New Delhi, Feb 28: It was not something that happened within the four walls of a house. That is the beauty of social media -- you say something and the world is there to witness it. We all got to read and thereafter many among us reacted too, when an articulate minister in Prime Minister Narendra Modi's Cabinet, a retired star cricketer and Bollywood actor decided to troll a young woman on social media.
The woman in question is Gurmehar Kaur, the 20-year-old Delhi University student, who decided to protest against the alleged violence unleashed by members of the Akhil Bharatiya Vidyarthi Parishad on students affiliated to left-wing organisations on her Facebook page recently.

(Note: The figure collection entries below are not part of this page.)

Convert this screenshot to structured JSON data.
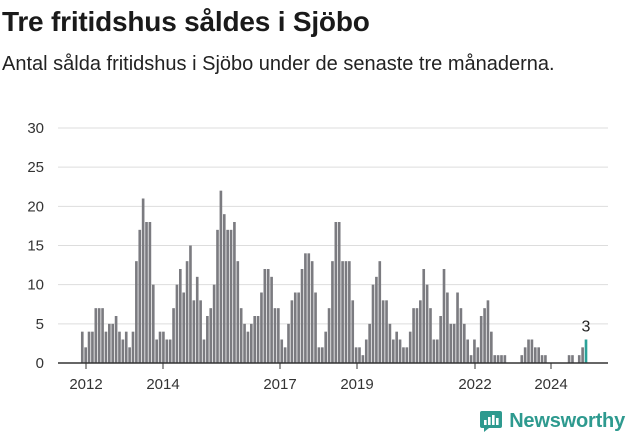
{
  "title": "Tre fritidshus såldes i Sjöbo",
  "subtitle": "Antal sålda fritidshus i Sjöbo under de senaste tre månaderna.",
  "brand": {
    "name": "Newsworthy",
    "icon": "newsworthy-logo-icon",
    "color": "#2e9a8f"
  },
  "colors": {
    "bar": "#7b7b80",
    "highlight": "#2aa198",
    "grid": "#dddddd",
    "axis": "#333333"
  },
  "chart_data": {
    "type": "bar",
    "y_ticks": [
      "0",
      "5",
      "10",
      "15",
      "20",
      "25",
      "30"
    ],
    "ylim": [
      0,
      30
    ],
    "x_ticks": [
      "2012",
      "2014",
      "2017",
      "2019",
      "2022",
      "2024"
    ],
    "values": [
      0,
      0,
      0,
      0,
      0,
      0,
      4,
      2,
      4,
      4,
      7,
      7,
      7,
      4,
      5,
      5,
      6,
      4,
      3,
      4,
      2,
      4,
      13,
      17,
      21,
      18,
      18,
      10,
      3,
      4,
      4,
      3,
      3,
      7,
      10,
      12,
      9,
      13,
      15,
      8,
      11,
      8,
      3,
      6,
      7,
      10,
      17,
      22,
      19,
      17,
      17,
      18,
      13,
      7,
      5,
      4,
      5,
      6,
      6,
      9,
      12,
      12,
      11,
      7,
      7,
      3,
      2,
      5,
      8,
      9,
      9,
      12,
      14,
      14,
      13,
      9,
      2,
      2,
      4,
      7,
      13,
      18,
      18,
      13,
      13,
      13,
      8,
      2,
      2,
      1,
      3,
      5,
      10,
      11,
      13,
      8,
      8,
      5,
      3,
      4,
      3,
      2,
      2,
      4,
      7,
      7,
      8,
      12,
      10,
      7,
      3,
      3,
      6,
      12,
      9,
      5,
      5,
      9,
      7,
      5,
      3,
      1,
      3,
      2,
      6,
      7,
      8,
      4,
      1,
      1,
      1,
      1,
      0,
      0,
      0,
      0,
      1,
      2,
      3,
      3,
      2,
      2,
      1,
      1,
      0,
      0,
      0,
      0,
      0,
      0,
      1,
      1,
      0,
      1,
      2,
      3
    ],
    "highlight_last": true,
    "last_value_label": "3"
  }
}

The moment Gurmehar decided to speak her mind on social media -- with a strong message against the violent incident that occurred on Ramjas College campus recently -- all hell broke loose. From trolling by former Indian star batsman Virender Shewag on Twitter to questions raised on her 'love for the nation' by Union Minister Kiren Rijiju --Gurmehar's name has become the most uttered word in all television channels. The unabated attack on her did not stop at that, the brave girl has also received rape threats on social media.
Gurmehar's episode has once again highlighted why Indian men don't like women speaking loud and clear. Either they ignore their views or get so outraged that they go ahead and warn them with rape threats. It is not just our regular men in question, even our ministers and stars don't like women speaking on sensitive issues. After all, men are ruling the nation (remember how Lalu Prasad Yadav, Mulayam Singh Yadav and their likes vehemently oppose 33 percent reservation of women in Parliament).

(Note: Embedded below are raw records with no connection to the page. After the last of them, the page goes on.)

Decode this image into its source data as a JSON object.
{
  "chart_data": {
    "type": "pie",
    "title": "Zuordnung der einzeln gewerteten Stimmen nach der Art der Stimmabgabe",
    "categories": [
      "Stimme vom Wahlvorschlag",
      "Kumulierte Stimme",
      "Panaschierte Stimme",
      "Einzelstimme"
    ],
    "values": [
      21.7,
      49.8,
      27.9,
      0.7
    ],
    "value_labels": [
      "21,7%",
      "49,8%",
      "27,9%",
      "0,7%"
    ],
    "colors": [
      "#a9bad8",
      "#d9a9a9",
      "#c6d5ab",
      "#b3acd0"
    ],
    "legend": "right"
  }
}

This kind of opposition is nothing, but deep-rooted patriarchy in our society. Perhaps that is why not any well-known woman personality has come out in support of Gurmehar. Because supporting her means welcoming trouble of grave consequences.

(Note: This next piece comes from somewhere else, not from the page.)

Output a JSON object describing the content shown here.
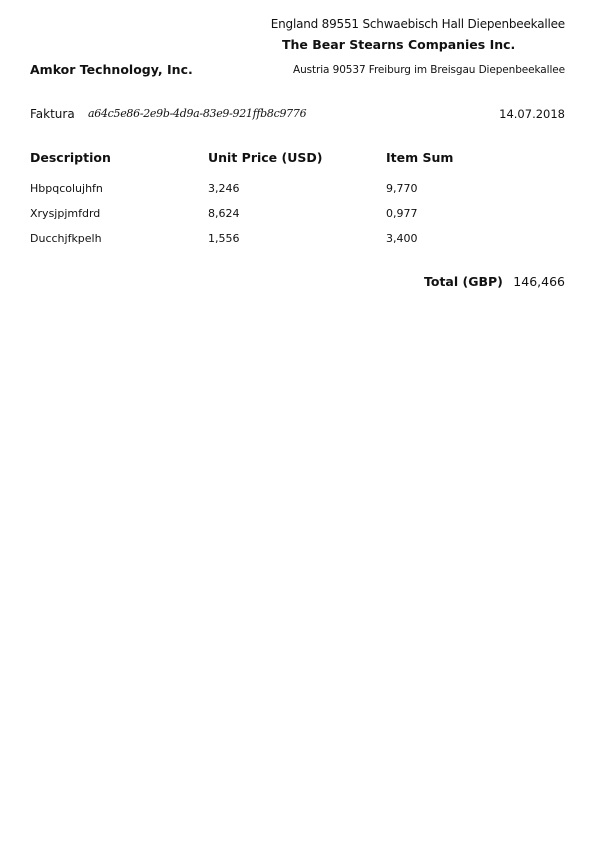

After enduring constant bullying, Gurmehar too has decided to back off from her lonely fight. In fact, the 20-year-old student, whose father Captain Mandeep Singh died during the Kargil war, has decided not to be a part of a protest rally hosted against the ABVP by left-wing groups from Delhi University and Jawaharlal Nehru University on Tuesday.
That is how India silences its 'female' voices when the prime minister is regularly talking about one of his pet projects -- Beti Bachao, Beti Padhao.